As if the women on the retreat would be enough for one feature, “Force of Nature” adds more to the top. Aaron and his partner, the criminally under-used Jacqueline McKenzie in this role, have been following this company as part of a money laundering scheme and managed to recruit Alice as an informant inside. Everybody is aware. Nobody is aware she has been playing both sides but Aaron has a gut feeling that there is something questionable. And there is more.
As a young boy, Aaron had to deal with the pain and confusion of his mother going missing during a family hike in the depths of the rainforest. It’s not him but poor Alice who has still not been found whose representation dresses his memories and focalizes them so that he is able to relive them. The movie is cut in such a way to use three tracks chronologically. The camera sees Aaron and Carmen interrogating four women. The first traces the disaster in the first place. The last sequence goes even further in time, back to kid Aaron (Archie Thomson) with father Jeremy Lindsey Taylor and mother Ash Ricardo during the family picnic. This event had to happen some other time, when considering how in “The Dry” there are no mentions of Aaron’s mother’s disappearance which would change everything and her entire character as well. Such instances appear to be somebody’s horrible dream come true, they crank up the immersion into the unfolding events instead of giving away what is intended in the film.
The same structure was well developed in “The Dry”; Aaron continues struggling with flashbacks and the reality around him.
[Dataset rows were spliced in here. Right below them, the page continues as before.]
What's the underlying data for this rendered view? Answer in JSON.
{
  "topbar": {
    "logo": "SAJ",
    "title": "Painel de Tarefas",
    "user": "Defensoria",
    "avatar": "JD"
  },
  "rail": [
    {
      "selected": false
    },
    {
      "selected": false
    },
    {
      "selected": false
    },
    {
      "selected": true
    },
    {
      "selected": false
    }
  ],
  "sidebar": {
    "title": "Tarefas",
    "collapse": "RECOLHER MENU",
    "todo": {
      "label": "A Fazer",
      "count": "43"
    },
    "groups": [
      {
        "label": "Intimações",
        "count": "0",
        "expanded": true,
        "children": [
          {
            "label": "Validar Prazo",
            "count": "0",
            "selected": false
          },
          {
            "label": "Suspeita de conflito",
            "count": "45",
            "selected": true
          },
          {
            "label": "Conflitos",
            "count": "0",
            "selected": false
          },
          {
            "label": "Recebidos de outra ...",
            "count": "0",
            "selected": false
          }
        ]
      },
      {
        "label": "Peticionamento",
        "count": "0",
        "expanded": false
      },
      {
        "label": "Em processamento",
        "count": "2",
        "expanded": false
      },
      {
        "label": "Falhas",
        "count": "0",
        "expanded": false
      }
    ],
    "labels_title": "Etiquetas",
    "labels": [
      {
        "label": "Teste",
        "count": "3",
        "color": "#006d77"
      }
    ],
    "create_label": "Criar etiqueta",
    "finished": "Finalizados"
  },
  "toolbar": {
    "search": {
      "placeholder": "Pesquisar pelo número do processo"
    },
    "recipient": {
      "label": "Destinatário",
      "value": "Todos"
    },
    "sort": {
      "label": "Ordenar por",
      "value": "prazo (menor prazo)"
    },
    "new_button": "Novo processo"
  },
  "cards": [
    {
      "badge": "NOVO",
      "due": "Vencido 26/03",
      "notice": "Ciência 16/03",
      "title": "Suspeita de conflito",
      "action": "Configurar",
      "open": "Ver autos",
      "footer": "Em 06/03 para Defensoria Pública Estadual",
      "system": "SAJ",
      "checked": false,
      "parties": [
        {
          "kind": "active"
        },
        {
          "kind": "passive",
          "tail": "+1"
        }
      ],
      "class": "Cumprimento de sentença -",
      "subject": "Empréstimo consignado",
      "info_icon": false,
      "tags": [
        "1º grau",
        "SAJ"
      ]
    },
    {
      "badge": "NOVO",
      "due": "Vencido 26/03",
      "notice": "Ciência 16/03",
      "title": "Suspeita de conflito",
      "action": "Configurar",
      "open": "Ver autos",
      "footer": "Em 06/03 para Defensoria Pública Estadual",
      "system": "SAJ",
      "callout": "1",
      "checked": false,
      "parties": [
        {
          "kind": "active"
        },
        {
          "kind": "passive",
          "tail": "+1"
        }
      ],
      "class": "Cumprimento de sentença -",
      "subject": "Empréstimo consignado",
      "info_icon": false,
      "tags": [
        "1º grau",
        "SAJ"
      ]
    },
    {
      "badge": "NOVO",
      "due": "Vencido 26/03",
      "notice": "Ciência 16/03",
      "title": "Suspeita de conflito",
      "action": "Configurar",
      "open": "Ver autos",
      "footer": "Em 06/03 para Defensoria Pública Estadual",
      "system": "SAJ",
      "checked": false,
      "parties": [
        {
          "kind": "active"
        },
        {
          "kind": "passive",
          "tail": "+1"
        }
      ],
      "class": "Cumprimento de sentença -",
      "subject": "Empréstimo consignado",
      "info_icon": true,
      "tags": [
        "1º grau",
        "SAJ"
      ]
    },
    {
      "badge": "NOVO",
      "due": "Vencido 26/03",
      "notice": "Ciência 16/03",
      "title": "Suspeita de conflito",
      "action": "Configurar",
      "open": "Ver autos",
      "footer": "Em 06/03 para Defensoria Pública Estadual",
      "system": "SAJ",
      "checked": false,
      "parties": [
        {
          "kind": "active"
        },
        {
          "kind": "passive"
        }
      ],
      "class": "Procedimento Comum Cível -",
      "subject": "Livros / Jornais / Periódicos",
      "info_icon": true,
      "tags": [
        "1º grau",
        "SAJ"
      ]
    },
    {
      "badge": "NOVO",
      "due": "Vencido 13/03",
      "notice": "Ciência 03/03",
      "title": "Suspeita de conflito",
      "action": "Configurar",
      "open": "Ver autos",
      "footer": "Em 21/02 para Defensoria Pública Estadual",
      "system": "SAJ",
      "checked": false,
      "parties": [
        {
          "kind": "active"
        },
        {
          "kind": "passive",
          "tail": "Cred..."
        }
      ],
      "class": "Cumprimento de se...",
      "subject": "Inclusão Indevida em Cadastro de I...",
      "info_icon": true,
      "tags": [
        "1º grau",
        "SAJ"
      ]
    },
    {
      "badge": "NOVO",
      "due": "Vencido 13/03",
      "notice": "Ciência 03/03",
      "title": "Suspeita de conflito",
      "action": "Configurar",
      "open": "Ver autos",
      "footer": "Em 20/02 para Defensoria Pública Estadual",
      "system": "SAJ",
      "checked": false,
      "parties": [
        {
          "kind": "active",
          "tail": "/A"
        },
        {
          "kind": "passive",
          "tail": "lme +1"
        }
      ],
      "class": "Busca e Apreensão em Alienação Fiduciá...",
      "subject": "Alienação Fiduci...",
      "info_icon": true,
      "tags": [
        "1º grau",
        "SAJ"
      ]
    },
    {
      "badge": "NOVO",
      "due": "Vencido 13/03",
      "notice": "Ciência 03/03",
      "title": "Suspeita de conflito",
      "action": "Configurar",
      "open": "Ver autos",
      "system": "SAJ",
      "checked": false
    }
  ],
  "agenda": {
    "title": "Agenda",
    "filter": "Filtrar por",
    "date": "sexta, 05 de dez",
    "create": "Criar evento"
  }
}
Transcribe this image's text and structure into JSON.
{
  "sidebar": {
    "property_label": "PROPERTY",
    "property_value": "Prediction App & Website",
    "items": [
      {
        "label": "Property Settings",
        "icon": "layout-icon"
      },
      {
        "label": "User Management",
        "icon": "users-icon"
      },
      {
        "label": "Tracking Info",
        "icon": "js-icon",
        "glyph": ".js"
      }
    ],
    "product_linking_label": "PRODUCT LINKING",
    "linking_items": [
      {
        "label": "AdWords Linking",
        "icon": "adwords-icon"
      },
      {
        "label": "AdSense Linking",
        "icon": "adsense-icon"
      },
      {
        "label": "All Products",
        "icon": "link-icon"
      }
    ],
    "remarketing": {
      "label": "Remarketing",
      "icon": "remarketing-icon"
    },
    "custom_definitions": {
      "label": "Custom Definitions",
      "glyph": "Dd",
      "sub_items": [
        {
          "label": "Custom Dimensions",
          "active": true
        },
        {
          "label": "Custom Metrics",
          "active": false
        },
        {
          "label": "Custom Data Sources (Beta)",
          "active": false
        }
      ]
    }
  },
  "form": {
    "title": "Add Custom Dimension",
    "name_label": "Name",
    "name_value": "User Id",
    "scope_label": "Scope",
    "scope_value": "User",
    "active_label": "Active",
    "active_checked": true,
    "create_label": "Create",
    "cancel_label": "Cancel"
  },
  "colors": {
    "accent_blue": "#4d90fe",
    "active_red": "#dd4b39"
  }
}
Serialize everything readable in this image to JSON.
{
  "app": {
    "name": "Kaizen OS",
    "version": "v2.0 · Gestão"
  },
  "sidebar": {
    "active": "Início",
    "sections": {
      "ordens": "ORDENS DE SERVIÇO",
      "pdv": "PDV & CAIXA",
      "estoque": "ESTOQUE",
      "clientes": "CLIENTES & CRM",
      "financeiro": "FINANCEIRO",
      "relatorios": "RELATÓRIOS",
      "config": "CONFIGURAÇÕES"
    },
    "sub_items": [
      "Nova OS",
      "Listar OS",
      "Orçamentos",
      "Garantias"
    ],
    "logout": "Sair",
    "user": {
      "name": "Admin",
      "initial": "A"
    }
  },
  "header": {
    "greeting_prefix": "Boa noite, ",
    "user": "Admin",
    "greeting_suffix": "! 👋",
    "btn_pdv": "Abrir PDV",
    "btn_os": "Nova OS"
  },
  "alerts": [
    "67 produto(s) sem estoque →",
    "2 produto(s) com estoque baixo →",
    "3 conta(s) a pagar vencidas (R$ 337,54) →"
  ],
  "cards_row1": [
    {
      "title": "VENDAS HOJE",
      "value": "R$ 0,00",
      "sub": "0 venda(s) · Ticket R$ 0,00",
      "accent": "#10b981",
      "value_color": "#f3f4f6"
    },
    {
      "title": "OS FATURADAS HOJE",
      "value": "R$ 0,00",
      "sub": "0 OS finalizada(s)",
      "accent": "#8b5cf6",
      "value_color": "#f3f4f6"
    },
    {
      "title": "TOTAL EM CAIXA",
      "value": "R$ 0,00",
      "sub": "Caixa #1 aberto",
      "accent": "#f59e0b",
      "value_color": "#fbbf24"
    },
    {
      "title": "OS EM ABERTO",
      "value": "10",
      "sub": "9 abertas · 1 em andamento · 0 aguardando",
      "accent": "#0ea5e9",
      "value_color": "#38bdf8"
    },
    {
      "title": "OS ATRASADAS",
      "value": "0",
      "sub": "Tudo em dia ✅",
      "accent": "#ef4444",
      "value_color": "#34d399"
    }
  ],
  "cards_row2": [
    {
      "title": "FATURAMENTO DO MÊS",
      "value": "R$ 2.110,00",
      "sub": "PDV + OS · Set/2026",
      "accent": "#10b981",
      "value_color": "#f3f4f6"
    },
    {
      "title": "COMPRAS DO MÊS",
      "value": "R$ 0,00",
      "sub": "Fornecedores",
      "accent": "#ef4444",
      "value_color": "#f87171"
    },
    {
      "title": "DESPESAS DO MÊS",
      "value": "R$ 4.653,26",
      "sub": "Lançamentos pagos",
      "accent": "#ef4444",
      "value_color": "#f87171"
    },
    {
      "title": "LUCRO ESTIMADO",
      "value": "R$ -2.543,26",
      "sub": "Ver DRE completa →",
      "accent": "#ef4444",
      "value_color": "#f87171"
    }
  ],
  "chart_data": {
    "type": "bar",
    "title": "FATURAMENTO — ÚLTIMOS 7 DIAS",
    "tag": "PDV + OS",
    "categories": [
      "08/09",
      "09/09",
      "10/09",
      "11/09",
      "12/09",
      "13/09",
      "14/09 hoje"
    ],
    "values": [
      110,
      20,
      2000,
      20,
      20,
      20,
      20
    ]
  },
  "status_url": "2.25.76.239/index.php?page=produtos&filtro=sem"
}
It was both self-exploration and an engaging murder mystery. “Force of Nature” gets a lot of mileage out of What Happened to Alice? and the actors are intriguing too. Every character had a reason to wish to eliminate Alice. Whodunit? The film aimed for suspense, such as the multiple murders in the film, and many things were possible, which made one feel hope. If it wasn’t for all this other stuff annoying it, the suspense could have pulled the film to the last minute.